Our objective is to:
   - Find $ \mathbf{W}_{\text{out}} \in \mathbb{R}^{d \times N} $ that minimizes the **mean squared error (MSE)** with **L2 regularization** (ridge penalty):
$$
     \mathcal{L}(\mathbf{W}_{\text{out}}) = \|\mathbf{Y} - \mathbf{W}_{\text{out}} \mathbf{R}\|_F^2 + \lambda \|\mathbf{W}_{\text{out}}\|_F^2,
$$
     where $ \lambda \geq 0 $ is the regularization coefficient, and $ \|\cdot\|_F $ is the Frobenius norm.

Let us use the ***Frobenius norm*** as a loss function.
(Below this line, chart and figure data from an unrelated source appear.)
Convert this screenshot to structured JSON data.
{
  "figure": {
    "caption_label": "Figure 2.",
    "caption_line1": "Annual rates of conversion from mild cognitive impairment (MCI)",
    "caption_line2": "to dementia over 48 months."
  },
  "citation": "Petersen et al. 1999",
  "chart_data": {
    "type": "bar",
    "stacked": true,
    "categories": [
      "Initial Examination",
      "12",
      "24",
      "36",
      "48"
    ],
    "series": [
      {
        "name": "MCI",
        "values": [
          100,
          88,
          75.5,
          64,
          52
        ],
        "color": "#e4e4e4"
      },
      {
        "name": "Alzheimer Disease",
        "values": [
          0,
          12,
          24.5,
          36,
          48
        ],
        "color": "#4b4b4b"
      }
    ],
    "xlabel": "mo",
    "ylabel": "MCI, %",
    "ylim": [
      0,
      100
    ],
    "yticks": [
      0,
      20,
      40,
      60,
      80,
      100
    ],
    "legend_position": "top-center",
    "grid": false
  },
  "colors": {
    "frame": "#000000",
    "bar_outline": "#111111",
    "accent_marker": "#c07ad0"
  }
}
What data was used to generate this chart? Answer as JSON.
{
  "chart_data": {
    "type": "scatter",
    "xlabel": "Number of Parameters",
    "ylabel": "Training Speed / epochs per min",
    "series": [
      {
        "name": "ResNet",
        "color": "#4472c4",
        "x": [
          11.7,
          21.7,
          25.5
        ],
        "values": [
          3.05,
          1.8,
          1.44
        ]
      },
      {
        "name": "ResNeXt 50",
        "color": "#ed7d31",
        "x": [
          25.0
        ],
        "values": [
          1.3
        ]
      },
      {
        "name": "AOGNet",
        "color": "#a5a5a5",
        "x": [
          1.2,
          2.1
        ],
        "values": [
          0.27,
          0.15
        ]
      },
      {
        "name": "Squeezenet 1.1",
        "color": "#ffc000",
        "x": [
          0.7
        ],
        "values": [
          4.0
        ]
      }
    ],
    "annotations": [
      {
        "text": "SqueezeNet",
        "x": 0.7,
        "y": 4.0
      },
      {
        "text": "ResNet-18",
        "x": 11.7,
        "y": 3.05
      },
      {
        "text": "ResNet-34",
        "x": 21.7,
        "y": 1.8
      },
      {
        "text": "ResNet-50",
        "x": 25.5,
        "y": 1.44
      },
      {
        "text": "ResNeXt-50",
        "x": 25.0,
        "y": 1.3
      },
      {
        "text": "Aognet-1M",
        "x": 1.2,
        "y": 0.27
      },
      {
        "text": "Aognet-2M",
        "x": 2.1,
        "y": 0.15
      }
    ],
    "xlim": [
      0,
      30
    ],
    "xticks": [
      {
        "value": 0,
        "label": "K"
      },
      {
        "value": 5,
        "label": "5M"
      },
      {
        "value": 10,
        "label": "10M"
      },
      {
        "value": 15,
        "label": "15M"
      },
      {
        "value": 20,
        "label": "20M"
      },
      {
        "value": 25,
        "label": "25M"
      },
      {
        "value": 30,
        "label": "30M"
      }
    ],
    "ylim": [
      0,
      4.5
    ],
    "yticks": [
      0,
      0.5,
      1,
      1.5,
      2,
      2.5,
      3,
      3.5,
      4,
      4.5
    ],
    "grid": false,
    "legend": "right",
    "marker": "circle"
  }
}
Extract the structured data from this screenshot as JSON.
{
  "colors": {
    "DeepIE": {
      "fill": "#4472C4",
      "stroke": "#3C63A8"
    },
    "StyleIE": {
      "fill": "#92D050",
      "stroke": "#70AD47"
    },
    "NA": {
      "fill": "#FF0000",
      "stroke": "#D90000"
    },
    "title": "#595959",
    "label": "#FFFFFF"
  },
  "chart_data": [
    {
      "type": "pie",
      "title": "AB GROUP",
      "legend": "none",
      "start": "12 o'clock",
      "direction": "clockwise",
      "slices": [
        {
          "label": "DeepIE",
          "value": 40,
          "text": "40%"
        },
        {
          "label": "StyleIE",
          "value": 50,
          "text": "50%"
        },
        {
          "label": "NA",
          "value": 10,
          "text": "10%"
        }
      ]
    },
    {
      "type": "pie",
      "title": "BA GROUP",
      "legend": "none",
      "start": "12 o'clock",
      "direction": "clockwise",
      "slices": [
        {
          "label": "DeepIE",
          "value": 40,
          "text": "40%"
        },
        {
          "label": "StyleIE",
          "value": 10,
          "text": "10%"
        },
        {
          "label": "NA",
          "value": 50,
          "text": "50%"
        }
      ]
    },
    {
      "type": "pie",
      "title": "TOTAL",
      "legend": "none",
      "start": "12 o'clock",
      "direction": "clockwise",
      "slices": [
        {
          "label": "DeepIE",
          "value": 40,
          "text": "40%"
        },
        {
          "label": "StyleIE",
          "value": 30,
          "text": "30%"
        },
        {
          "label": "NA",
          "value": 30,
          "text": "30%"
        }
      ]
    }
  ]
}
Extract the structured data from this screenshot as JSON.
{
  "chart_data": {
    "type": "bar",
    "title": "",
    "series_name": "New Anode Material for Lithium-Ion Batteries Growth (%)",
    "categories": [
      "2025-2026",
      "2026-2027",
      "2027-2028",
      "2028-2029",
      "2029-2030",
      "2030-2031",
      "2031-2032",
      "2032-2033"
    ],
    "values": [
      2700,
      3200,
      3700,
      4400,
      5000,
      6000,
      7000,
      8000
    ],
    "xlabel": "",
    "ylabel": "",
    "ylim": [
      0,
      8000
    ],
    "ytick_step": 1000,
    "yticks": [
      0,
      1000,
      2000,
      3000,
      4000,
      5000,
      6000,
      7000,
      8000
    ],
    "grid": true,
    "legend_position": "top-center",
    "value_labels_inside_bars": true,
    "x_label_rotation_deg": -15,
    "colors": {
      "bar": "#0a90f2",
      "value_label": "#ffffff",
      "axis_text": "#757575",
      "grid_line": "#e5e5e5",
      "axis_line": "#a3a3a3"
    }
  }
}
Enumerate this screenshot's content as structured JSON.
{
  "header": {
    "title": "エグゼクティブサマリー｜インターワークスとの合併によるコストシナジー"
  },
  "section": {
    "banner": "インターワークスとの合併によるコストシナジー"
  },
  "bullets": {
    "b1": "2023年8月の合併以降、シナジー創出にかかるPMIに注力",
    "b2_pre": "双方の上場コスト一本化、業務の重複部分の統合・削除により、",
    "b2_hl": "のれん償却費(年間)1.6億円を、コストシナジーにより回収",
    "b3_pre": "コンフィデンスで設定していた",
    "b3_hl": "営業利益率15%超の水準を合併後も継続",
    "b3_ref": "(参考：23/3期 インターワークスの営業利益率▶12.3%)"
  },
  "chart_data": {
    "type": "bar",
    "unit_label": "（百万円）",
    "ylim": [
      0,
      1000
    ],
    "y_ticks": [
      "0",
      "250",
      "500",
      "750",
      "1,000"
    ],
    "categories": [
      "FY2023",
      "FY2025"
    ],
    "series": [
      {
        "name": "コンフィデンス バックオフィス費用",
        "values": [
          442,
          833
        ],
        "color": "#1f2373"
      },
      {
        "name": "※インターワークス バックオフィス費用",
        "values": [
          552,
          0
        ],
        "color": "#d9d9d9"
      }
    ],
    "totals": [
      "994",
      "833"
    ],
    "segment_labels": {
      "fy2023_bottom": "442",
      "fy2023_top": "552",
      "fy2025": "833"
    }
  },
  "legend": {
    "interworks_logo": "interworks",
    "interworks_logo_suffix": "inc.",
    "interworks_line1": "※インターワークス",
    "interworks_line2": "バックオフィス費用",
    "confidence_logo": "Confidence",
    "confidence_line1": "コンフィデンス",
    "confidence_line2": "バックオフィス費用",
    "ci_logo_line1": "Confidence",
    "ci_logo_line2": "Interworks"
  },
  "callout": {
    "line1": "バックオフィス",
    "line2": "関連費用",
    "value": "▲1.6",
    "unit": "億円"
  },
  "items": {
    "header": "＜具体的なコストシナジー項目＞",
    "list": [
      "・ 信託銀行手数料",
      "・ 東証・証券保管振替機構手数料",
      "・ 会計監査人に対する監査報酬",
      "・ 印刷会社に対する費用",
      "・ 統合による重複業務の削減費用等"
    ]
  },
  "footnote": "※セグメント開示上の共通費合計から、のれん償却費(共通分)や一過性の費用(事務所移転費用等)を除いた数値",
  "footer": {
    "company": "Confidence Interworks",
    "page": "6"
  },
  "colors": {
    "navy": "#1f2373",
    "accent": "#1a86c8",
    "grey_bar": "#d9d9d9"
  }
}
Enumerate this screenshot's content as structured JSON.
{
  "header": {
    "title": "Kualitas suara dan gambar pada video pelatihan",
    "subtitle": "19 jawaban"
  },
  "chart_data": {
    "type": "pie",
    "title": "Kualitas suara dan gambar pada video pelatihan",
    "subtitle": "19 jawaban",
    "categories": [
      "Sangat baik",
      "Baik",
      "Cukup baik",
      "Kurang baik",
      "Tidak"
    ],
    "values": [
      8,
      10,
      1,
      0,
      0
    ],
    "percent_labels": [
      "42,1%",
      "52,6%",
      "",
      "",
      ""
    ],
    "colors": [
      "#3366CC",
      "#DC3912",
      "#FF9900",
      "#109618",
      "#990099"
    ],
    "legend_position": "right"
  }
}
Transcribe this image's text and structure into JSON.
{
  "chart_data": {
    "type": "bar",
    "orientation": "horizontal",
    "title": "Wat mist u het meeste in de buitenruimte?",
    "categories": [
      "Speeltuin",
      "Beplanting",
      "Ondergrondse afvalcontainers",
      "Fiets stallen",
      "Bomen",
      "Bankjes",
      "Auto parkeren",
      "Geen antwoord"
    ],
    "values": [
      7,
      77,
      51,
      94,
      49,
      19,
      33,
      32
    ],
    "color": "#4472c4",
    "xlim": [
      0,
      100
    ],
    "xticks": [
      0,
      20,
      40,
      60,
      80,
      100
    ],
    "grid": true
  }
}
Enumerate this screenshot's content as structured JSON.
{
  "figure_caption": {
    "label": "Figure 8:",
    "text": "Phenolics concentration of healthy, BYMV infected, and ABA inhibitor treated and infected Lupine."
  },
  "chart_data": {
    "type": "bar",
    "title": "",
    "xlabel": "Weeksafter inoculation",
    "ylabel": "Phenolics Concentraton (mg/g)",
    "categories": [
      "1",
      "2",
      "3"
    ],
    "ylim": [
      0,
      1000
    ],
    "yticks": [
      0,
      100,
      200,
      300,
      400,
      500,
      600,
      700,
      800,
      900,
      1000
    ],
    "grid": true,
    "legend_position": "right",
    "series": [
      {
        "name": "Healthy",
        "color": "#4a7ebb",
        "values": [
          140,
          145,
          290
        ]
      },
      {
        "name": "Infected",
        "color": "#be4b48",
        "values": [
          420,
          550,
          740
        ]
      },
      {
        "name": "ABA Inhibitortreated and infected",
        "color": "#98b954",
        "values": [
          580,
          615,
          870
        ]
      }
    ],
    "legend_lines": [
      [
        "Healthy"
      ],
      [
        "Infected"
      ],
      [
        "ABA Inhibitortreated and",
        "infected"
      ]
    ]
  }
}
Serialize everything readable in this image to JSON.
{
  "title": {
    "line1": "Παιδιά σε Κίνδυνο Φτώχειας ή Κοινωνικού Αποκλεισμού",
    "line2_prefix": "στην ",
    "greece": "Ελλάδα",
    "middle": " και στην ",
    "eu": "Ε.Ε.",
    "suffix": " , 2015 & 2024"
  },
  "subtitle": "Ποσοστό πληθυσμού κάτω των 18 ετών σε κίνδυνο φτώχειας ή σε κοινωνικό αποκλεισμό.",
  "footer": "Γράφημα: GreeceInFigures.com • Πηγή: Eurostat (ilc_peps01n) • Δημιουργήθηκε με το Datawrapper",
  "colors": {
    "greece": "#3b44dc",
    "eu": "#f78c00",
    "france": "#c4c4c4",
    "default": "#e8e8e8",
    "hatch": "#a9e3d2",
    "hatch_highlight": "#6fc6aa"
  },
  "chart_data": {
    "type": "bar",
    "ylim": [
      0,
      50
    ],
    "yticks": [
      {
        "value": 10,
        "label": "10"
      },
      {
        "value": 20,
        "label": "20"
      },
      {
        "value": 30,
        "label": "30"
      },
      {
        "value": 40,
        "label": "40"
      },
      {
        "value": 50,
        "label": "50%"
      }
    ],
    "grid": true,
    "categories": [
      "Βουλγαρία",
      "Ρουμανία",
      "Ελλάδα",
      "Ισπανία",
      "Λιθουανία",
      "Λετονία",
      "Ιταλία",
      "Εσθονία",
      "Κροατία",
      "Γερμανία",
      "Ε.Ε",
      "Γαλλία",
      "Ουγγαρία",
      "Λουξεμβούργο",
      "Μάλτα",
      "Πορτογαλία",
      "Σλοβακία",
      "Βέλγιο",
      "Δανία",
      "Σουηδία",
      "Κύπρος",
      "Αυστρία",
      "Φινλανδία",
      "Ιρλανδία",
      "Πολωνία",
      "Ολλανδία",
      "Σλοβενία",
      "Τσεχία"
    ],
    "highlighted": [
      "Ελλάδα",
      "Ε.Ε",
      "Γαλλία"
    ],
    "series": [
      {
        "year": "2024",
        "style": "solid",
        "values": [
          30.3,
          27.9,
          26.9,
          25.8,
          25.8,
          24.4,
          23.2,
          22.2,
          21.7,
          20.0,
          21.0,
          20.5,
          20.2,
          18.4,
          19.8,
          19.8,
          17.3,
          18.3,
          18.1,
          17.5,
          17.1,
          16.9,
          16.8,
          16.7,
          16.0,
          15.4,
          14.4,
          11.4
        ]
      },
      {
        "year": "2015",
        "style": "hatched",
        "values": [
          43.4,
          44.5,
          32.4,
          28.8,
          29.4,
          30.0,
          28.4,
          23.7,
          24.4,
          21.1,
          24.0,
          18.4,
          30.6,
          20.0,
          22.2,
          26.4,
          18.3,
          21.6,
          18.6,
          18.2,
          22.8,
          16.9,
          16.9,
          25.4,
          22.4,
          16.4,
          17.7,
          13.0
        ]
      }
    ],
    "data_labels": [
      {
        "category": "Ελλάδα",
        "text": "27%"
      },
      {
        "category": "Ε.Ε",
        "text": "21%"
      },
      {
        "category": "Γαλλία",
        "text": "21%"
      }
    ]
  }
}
Its advantage in machine learning is that it measures squared error between expected and predicted matrix operation, it is a generalisation of Euclidean (L2) norm, it is differentiable and convex, and can be regularised.<br>
It is defined as 
$$ 
     \|\mathbf{A}\|_F^2 = \text{tr}(\mathbf{A}^\top \mathbf{A}) 
$$
     So now:
     
$$
   \mathcal{L}(\mathbf{W}_{\text{out}}) = \text{tr}\left[ (\mathbf{Y} - \mathbf{W}_{\text{out}} \mathbf{R})^\top (\mathbf{Y} - \mathbf{W}_{\text{out}} \mathbf{R}) \right] + \lambda \, \text{tr}(\mathbf{W}_{\text{out}}^\top \mathbf{W}_{\text{out}}).
$$


Let us take the gradient w.r.t. $ \mathbf{W}_{\text{out}} $:
$$
   \nabla_{\mathbf{W}_{\text{out}}} \mathcal{L} = -2 (\mathbf{Y} - \mathbf{W}_{\text{out}} \mathbf{R}) \mathbf{R}^\top + 2 \lambda \mathbf{W}_{\text{out}}.
$$

To identify the minimum we find the zero gradient:
$$
   -2 (\mathbf{Y} - \mathbf{W}_{\text{out}} \mathbf{R}) \mathbf{R}^\top + 2 \lambda \mathbf{W}_{\text{out}} = 0.
$$
    which can be simplified as:
$$
   \mathbf{Y} \mathbf{R}^\top = \mathbf{W}_{\text{out}} (\mathbf{R} \mathbf{R}^\top + \lambda \mathbf{I}).
$$

When $ \lambda > 0 $, we can now solve for $ \mathbf{W}_{\text{out}} $, assuming $ (\mathbf{R} \mathbf{R}^\top + \lambda \mathbf{I}) $ is invertible:
$$
   \mathbf{W}_{\text{out}} = \mathbf{Y} \mathbf{R}^\top (\mathbf{R} \mathbf{R}^\top + \lambda \mathbf{I})^{-1}.
$$

   This is the **ridge regression solution** for the output weights in reservoir computing.

When $ \lambda = 0 $ (no regularisation), we are dealing with **ordinary least squares**, in which case the solution reduces to pseudoinverse:
$$
\mathbf{W}_{\text{out}} = \mathbf{Y} \mathbf{R}^\top (\mathbf{R} \mathbf{R}^\top)^{-1} = \mathbf{Y} \mathbf{R}^+,
$$
where $ \mathbf{R}^+ $ is the Moore-Penrose pseudoinverse of $ \mathbf{R} $.